Dark at the Top of the Stairs: Inge Play on Screen Starring Dean Martin and Shirlet Knight

William Inge’s “The Dark at the Top of the Stairs,” transferred to the screen from his Broadway play, depicts a family torn by all kinds of problems.

Like other plays by Inge, it’s set in the 1920s, in a small Oklahoma town. The text’s locale and historical time are not stated explicitly, though hinted through a mention of Valentino’s silent The Sheik (1921).

Each member of the Floods carries his own baggage of problems. Rubin Flood (Robert Preston), the father, is a harness salesman whose livelihood is threatened by the automobile. His nagging wife Cora (Dorothy McGuire) is sexually unresponsive. But Rubin is a gentleman, stating with pride: “I never cheated on Cora once since I’ve been married.” Old-fashioned, he also believes that a man should not burden his wife with his problems (even those related to his job). Reenie (Shirley Knight), their shy daughter, is introverted, and Sonny (Robert Eyer), a fearful mother-fixated boy, is unable to protect himself at school.

The catalyst of events is Cora’s malicious sister, Lottie (Eve Arden), called from the City for a family conference. Her arrival makes things worse by setting up new problems. Like Cora, Lottie is miserable, suffering from a bad marriage; she provides advice she herself should, but doesn’t, follow.

The film lacks subtlety, making every point that was understated in the play too obvious and explicit. And there are additions as well as omissions from the play. The son’s sexual awakening, the play’s focus, is just one, rather unexplored, element in the film. A new character, the “other woman,” Mavis the widow (Angela Lansbury), who did not exist in the play, is introduced in the film. Most scenes are confrontational, as when Rubin tells his wife: “I’m going to see Mavis, I’m going to drink booze, and I’m going to raise any hell I can think of.” But his attraction to Mavis is also problematic since she will not go to bed with him.

Lottie is prejudiced against Jews and Catholics, but hers and the town’s prejudices are only superficially examined. Reenie is in a state of shock when a Jewish boy she befriends commits suicide because of anti-Semitism. And there is, of course, gossip about Rubin’s relationship with Mavis.

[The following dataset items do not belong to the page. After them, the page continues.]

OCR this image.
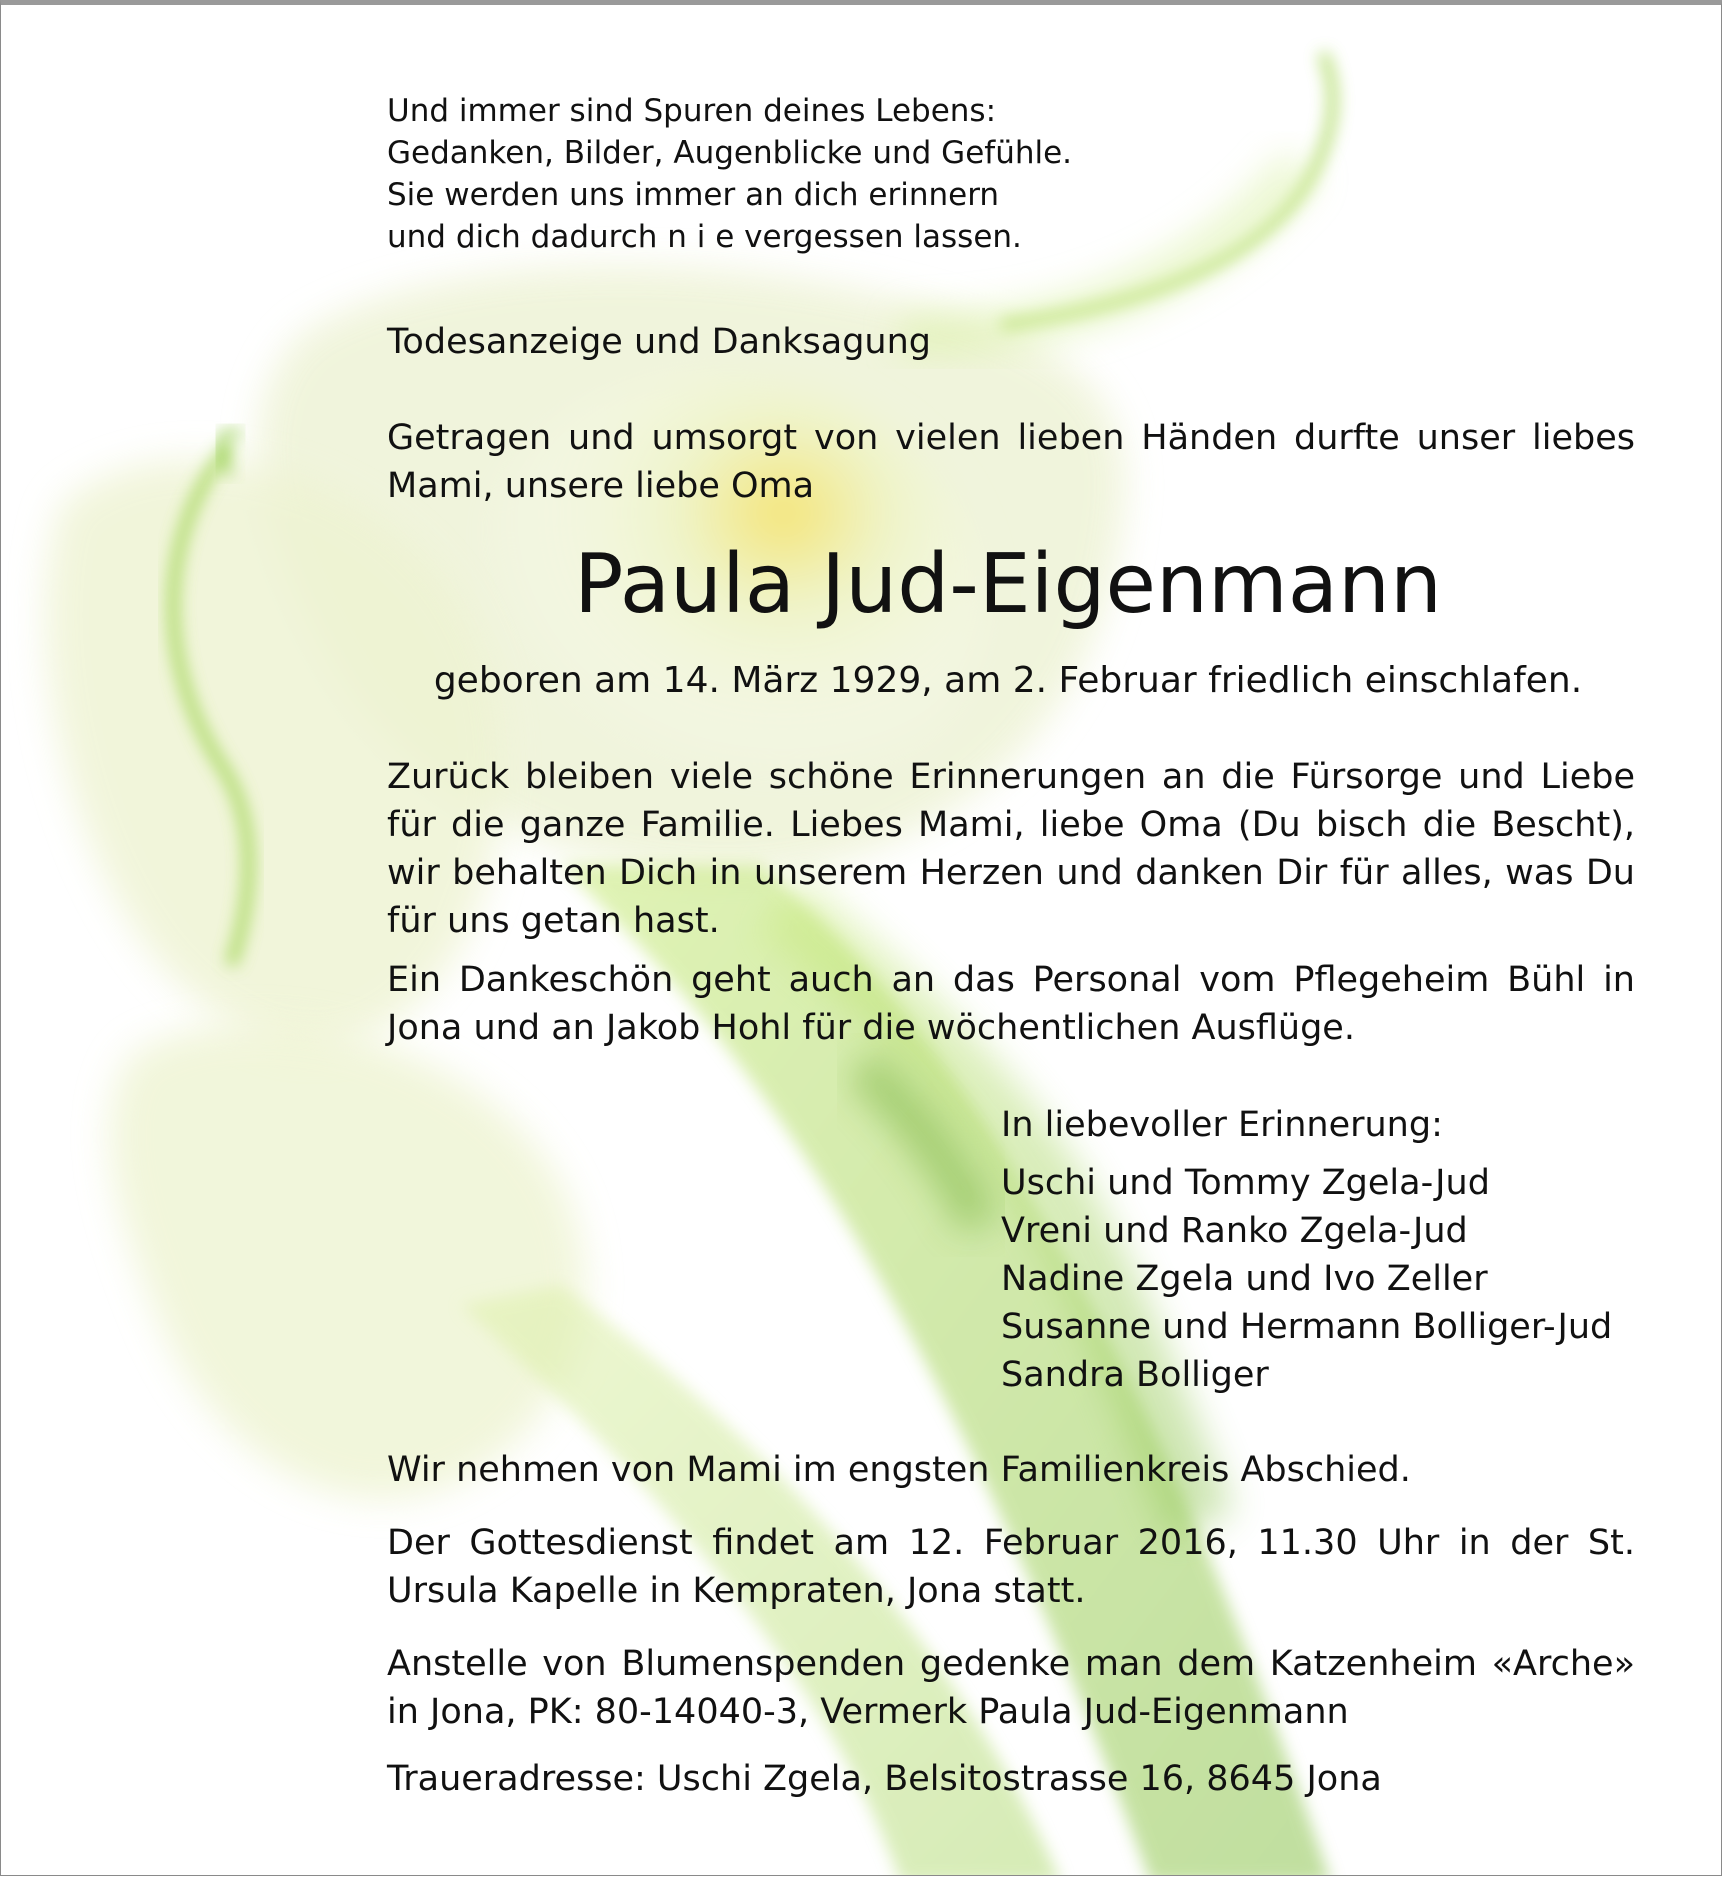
Und immer sind Spuren deines Lebens:
Gedanken, Bilder, Augenblicke und Gefühle.
Sie werden uns immer an dich erinnern
und dich dadurch n i e vergessen lassen.

Todesanzeige und Danksagung

Getragen und umsorgt von vielen lieben Händen durfte unser liebes Mami, unsere liebe Oma

Paula Jud-Eigenmann
geboren am 14. März 1929, am 2. Februar friedlich einschlafen.

Zurück bleiben viele schöne Erinnerungen an die Fürsorge und Liebe für die ganze Familie. Liebes Mami, liebe Oma (Du bisch die Bescht), wir behalten Dich in unserem Herzen und danken Dir für alles, was Du für uns getan hast.

Ein Dankeschön geht auch an das Personal vom Pflegeheim Bühl in Jona und an Jakob Hohl für die wöchentlichen Ausflüge.

In liebevoller Erinnerung:
Uschi und Tommy Zgela-Jud
Vreni und Ranko Zgela-Jud
Nadine Zgela und Ivo Zeller
Susanne und Hermann Bolliger-Jud
Sandra Bolliger

Wir nehmen von Mami im engsten Familienkreis Abschied.

Der Gottesdienst findet am 12. Februar 2016, 11.30 Uhr in der St. Ursula Kapelle in Kempraten, Jona statt.

Anstelle von Blumenspenden gedenke man dem Katzenheim «Arche» in Jona, PK: 80-14040-3, Vermerk Paula Jud-Eigenmann

Traueradresse: Uschi Zgela, Belsitostrasse 16, 8645 Jona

Like all of Inge’s works, the movie is about repression, both sexual and emotional, and the urgency to come to terms with these problems.

The film also deals with the interplay between establishing self worth and gaining social approval. For instance, fearing the dark at the top of the stairs, Sonny, the Mama boy, learns to defend himself and, at the end, chases the school’s bullies. Dark at the Top of the Stairs is one of the first movies to deal with male menopause (though not seen as such at the time). Clearly, it’s Rubin’s last job: With the increasing use of automobiles, there is no demand for harness.

Oscar Alert

Shirley Knight received her first Best Supporting Actress nomination for this picture, but the winner was Shirley Jones for “Elmer Gantry.”

Knight’s second nomination, also in the supporting league, was for “Sweet Bird of Youth,” in 1962.